Opinion
No. 39549
Decided February 16, 1966.
Taxation — Hospital — Institution used exclusively for charitable purposes — Residence quarters furnished without charge — To director of nursing — Interns, members of hospital staff — Graduate nurses — Administrative director — Sleeping quarter for employees on 24-hour call — Private use, not exempt from taxation.
APPEAL from the Board of Tax Appeals.
Appellant, a private nonprofit corporation, operates a large general hospital for the benefit of the public, known as The Jewish Hospital, in the city of Cincinnati. It is without question an "institution used exclusively for charitable purposes" and is the owner of a large block of real estate of which most of the separate parcels are exempt from taxation and contain hospital buildings, student-nurses homes and parking lots.
In June 1964, the hospital sought tax exemption for two additional parcels in that block for the year 1964 and remission of taxes for prior years.
The parcel known as 3220 Burnet Avenue contains a two-story eight-room residence structure and has been owned by the hospital since 1928. The record gives no indication of its specific use prior to 1961, and taxes thereon were paid through 1960. From January 1961 to August 1963, the director of nursing of the hospital, his wife, five children and mother-in-law occupied the premises as a family home, rent-free and as partial compensation.
Some time thereafter and as late as March 11, 1964, the building was occupied by three or four unmarried medical residents and interns who were members of the hospital staff. The record is unclear as to whether any of these employees made their principal residence or domicile in these premises. At a later but indefinite time, the property was devoted to a sleeping facility for employees of the laboratory, surgery and X-ray departments who were on 24-hour "on-call" duty and was being used for this purpose at the end of 1964.
The second parcel at 413 Ridgeway Avenue was acquired in 1953 and contained a two-story six-room residence structure. Until 1960, it was occupied as a family residence by one of the administrative directors of the hospital and was on the taxable list. From January 1, 1960, to August 1963, the building was used as a private residence for graduate nurses employed by the hospital for which they paid $25 per month to defray the cost of furnishings and utility services. From August 1963 to August 1964, the premises served as a private residence for the family of the new director of nurses on a temporary basis until new quarters could be found and for which no rent was charged. For the remainder of 1964, they were used for storage facilities for the Institute of Research, a part of the hospital.
Appellant contended that to assist in recruiting graduate-nurse employees it is necessary to provide a convenient protected residential area close to the hospital. As to use by the director of nursing, appellant contended that it is necessary and customary that inducements in the form of living facilities be offered to attract competent personnel for the operation of a hospital.
The Board of Tax Appeals disallowed the claim for exemption and appellant prosecuted its appeal to this court.
Messrs. Paxton Seasongood and Mr. Simon Lazarus, Jr., for appellant.
Mr. William B. Saxbe, attorney general, Mr. Thomas J. Moyer, Mr. Jon A. Ziegler, Mr. Melvin G. Rueger, prosecuting attorney, and Mr.
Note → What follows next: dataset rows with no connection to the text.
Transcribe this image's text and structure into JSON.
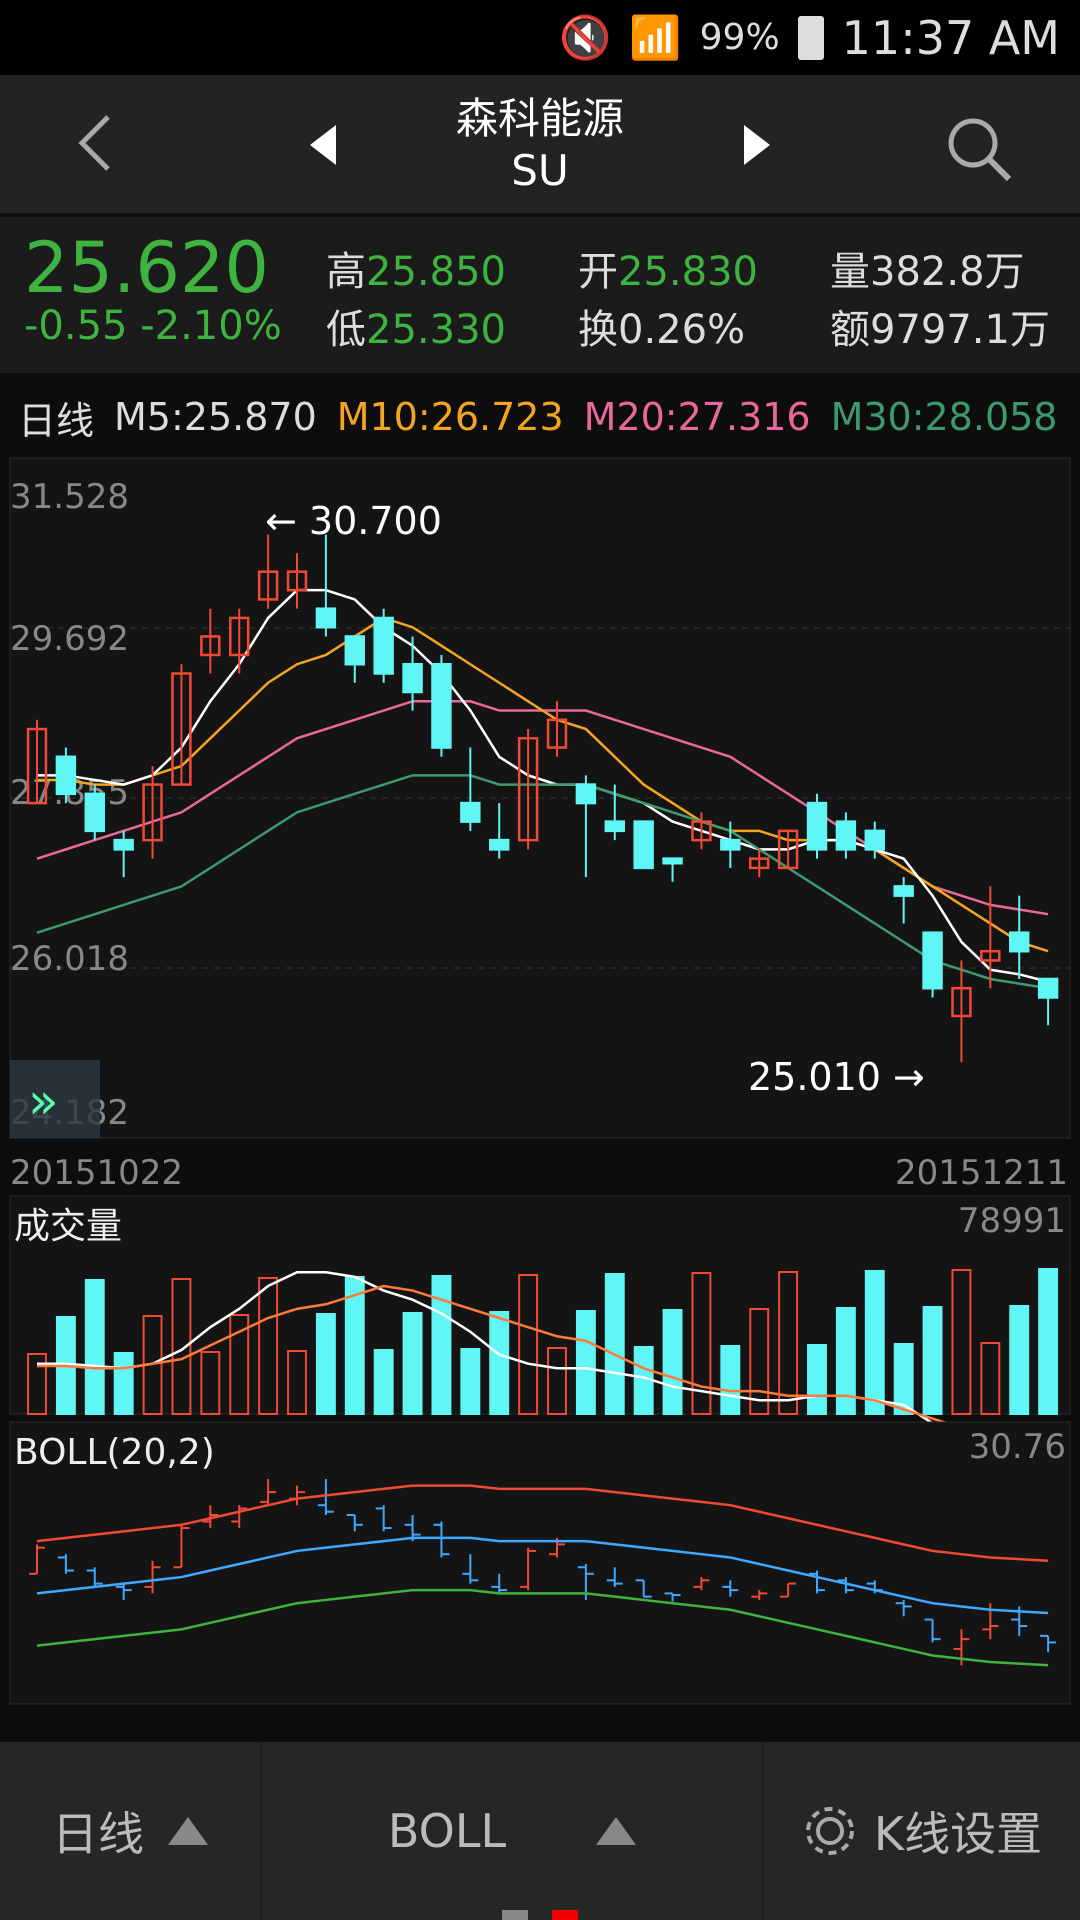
{
  "status_bar": {
    "battery": "99%",
    "time": "11:37 AM"
  },
  "header": {
    "name": "森科能源",
    "symbol": "SU"
  },
  "quote": {
    "price": "25.620",
    "change": "-0.55 -2.10%",
    "high_label": "高",
    "high": "25.850",
    "low_label": "低",
    "low": "25.330",
    "open_label": "开",
    "open": "25.830",
    "turnover_label": "换",
    "turnover": "0.26%",
    "volume_label": "量",
    "volume": "382.8万",
    "amount_label": "额",
    "amount": "9797.1万"
  },
  "ma_legend": {
    "period": "日线",
    "m5": "M5:25.870",
    "m10": "M10:26.723",
    "m20": "M20:27.316",
    "m30": "M30:28.058"
  },
  "colors": {
    "up": "#f04a35",
    "down": "#5ff6f5",
    "m5": "#ffffff",
    "m10": "#f3a51f",
    "m20": "#e8689a",
    "m30": "#3c9a6c",
    "green": "#3fb33f"
  },
  "price_chart": {
    "y_ticks": [
      "31.528",
      "29.692",
      "27.855",
      "26.018",
      "24.182"
    ],
    "max_label": "← 30.700",
    "min_label": "25.010 →",
    "start_date": "20151022",
    "end_date": "20151211"
  },
  "volume_panel": {
    "title": "成交量",
    "max": "78991"
  },
  "boll_panel": {
    "title": "BOLL(20,2)",
    "max": "30.76"
  },
  "bottom_bar": {
    "period": "日线",
    "indicator": "BOLL",
    "settings": "K线设置"
  },
  "chart_data": {
    "type": "candlestick",
    "ylim": [
      24.182,
      31.528
    ],
    "candles": [
      {
        "o": 27.8,
        "c": 28.6,
        "h": 28.7,
        "l": 27.8
      },
      {
        "o": 28.3,
        "c": 27.9,
        "h": 28.4,
        "l": 27.8
      },
      {
        "o": 27.9,
        "c": 27.5,
        "h": 28.0,
        "l": 27.4
      },
      {
        "o": 27.4,
        "c": 27.3,
        "h": 27.5,
        "l": 27.0
      },
      {
        "o": 27.4,
        "c": 28.0,
        "h": 28.2,
        "l": 27.2
      },
      {
        "o": 28.0,
        "c": 29.2,
        "h": 29.3,
        "l": 28.0
      },
      {
        "o": 29.4,
        "c": 29.6,
        "h": 29.9,
        "l": 29.2
      },
      {
        "o": 29.4,
        "c": 29.8,
        "h": 29.9,
        "l": 29.2
      },
      {
        "o": 30.0,
        "c": 30.3,
        "h": 30.7,
        "l": 29.9
      },
      {
        "o": 30.1,
        "c": 30.3,
        "h": 30.5,
        "l": 29.9
      },
      {
        "o": 29.9,
        "c": 29.7,
        "h": 30.7,
        "l": 29.6
      },
      {
        "o": 29.6,
        "c": 29.3,
        "h": 29.6,
        "l": 29.1
      },
      {
        "o": 29.8,
        "c": 29.2,
        "h": 29.9,
        "l": 29.1
      },
      {
        "o": 29.3,
        "c": 29.0,
        "h": 29.6,
        "l": 28.8
      },
      {
        "o": 29.3,
        "c": 28.4,
        "h": 29.4,
        "l": 28.3
      },
      {
        "o": 27.8,
        "c": 27.6,
        "h": 28.4,
        "l": 27.5
      },
      {
        "o": 27.4,
        "c": 27.3,
        "h": 27.8,
        "l": 27.2
      },
      {
        "o": 27.4,
        "c": 28.5,
        "h": 28.6,
        "l": 27.3
      },
      {
        "o": 28.4,
        "c": 28.7,
        "h": 28.9,
        "l": 28.3
      },
      {
        "o": 28.0,
        "c": 27.8,
        "h": 28.1,
        "l": 27.0
      },
      {
        "o": 27.6,
        "c": 27.5,
        "h": 28.0,
        "l": 27.4
      },
      {
        "o": 27.6,
        "c": 27.1,
        "h": 27.6,
        "l": 27.1
      },
      {
        "o": 27.2,
        "c": 27.15,
        "h": 27.2,
        "l": 26.95
      },
      {
        "o": 27.4,
        "c": 27.6,
        "h": 27.7,
        "l": 27.3
      },
      {
        "o": 27.4,
        "c": 27.3,
        "h": 27.6,
        "l": 27.1
      },
      {
        "o": 27.1,
        "c": 27.2,
        "h": 27.3,
        "l": 27.0
      },
      {
        "o": 27.1,
        "c": 27.5,
        "h": 27.5,
        "l": 27.1
      },
      {
        "o": 27.8,
        "c": 27.3,
        "h": 27.9,
        "l": 27.2
      },
      {
        "o": 27.6,
        "c": 27.3,
        "h": 27.7,
        "l": 27.2
      },
      {
        "o": 27.5,
        "c": 27.3,
        "h": 27.6,
        "l": 27.2
      },
      {
        "o": 26.9,
        "c": 26.8,
        "h": 27.0,
        "l": 26.5
      },
      {
        "o": 26.4,
        "c": 25.8,
        "h": 26.4,
        "l": 25.7
      },
      {
        "o": 25.5,
        "c": 25.8,
        "h": 26.1,
        "l": 25.0
      },
      {
        "o": 26.1,
        "c": 26.2,
        "h": 26.9,
        "l": 25.8
      },
      {
        "o": 26.4,
        "c": 26.2,
        "h": 26.8,
        "l": 25.9
      },
      {
        "o": 25.9,
        "c": 25.7,
        "h": 25.9,
        "l": 25.4
      }
    ],
    "m5": [
      28.1,
      28.1,
      28.05,
      28.0,
      28.1,
      28.4,
      28.9,
      29.3,
      29.8,
      30.1,
      30.1,
      30.0,
      29.7,
      29.5,
      29.2,
      28.8,
      28.3,
      28.1,
      28.0,
      28.0,
      27.9,
      27.8,
      27.6,
      27.5,
      27.4,
      27.3,
      27.3,
      27.4,
      27.4,
      27.3,
      27.2,
      26.8,
      26.3,
      26.0,
      25.95,
      25.87
    ],
    "m10": [
      28.05,
      28.05,
      28.0,
      28.0,
      28.1,
      28.2,
      28.5,
      28.8,
      29.1,
      29.3,
      29.4,
      29.6,
      29.8,
      29.7,
      29.5,
      29.3,
      29.1,
      28.9,
      28.7,
      28.6,
      28.3,
      28.0,
      27.8,
      27.6,
      27.5,
      27.5,
      27.4,
      27.4,
      27.4,
      27.3,
      27.1,
      26.9,
      26.7,
      26.5,
      26.3,
      26.2
    ],
    "m20": [
      27.2,
      27.3,
      27.4,
      27.5,
      27.6,
      27.7,
      27.9,
      28.1,
      28.3,
      28.5,
      28.6,
      28.7,
      28.8,
      28.9,
      28.9,
      28.9,
      28.8,
      28.8,
      28.8,
      28.8,
      28.7,
      28.6,
      28.5,
      28.4,
      28.3,
      28.1,
      27.9,
      27.7,
      27.5,
      27.3,
      27.1,
      26.9,
      26.8,
      26.7,
      26.65,
      26.6
    ]
  }
}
Robert W. Warth, for appellees.
The record herein does not indicate whether the director of nursing, residents, interns or graudate-nurse employees were required to be in or near the hospital so as to be available on a 24-hour basis or whether any of those employees were, outside of duty hours, required to participate in any of the educational, research, teaching or patient-care programs of the hospital.
Except for the director of nursing, there is nothing to indicate whether the use of the facilities was primarily for residence or for temporary sleeping purposes.
As to the use of the one parcel as sleeping facilities for on-call employees of the laboratory, surgery and X-ray departments, the record fails to show whether this was the principal use of the property for a substantial portion of the year in question, namely, 1964.
On the whole, therefore, there is nothing in the record which removes this case from the rule that the use of property for residence purposes necessarily is a private use of the premises and not a use exclusively for charitable purposes. Doctors Hospital v. Board of Tax Appeals, 173 Ohio St. 283.
The decision of the Board of Tax Appeals in denying tax exemption is neither unreasonable nor unlawful, and, accordingly, that decision is affirmed.
Decision affirmed.
ZIMMERMAN, MATTHIAS, HERBERT and BROWN, JJ., concur.
TAFT, C.J., O'NEILL and SCHNEIDER, JJ., dissent.
I have attempted to show in my dissenting opinion in Philada Home Fund v. Board of Tax Appeals, 5 Ohio St.2d 135, at page 140, that neither the Constitution of Ohio nor the legislative enactments pursuant thereto require that the property here involved be used for charitable purposes to the exclusion of all other uses, so as to qualify it for tax exemption, unless Article I of the Constitution of Ohio is transgressed.
The constitutional question has not been raised by the appellees, and it is clear that the use of the property is not such as would support a conclusion that it is in competition with other dwelling units in the mainstream of the real estate market.
TAFT, C.J., and O'NEILL, J., concur in the foregoing dissenting opinion.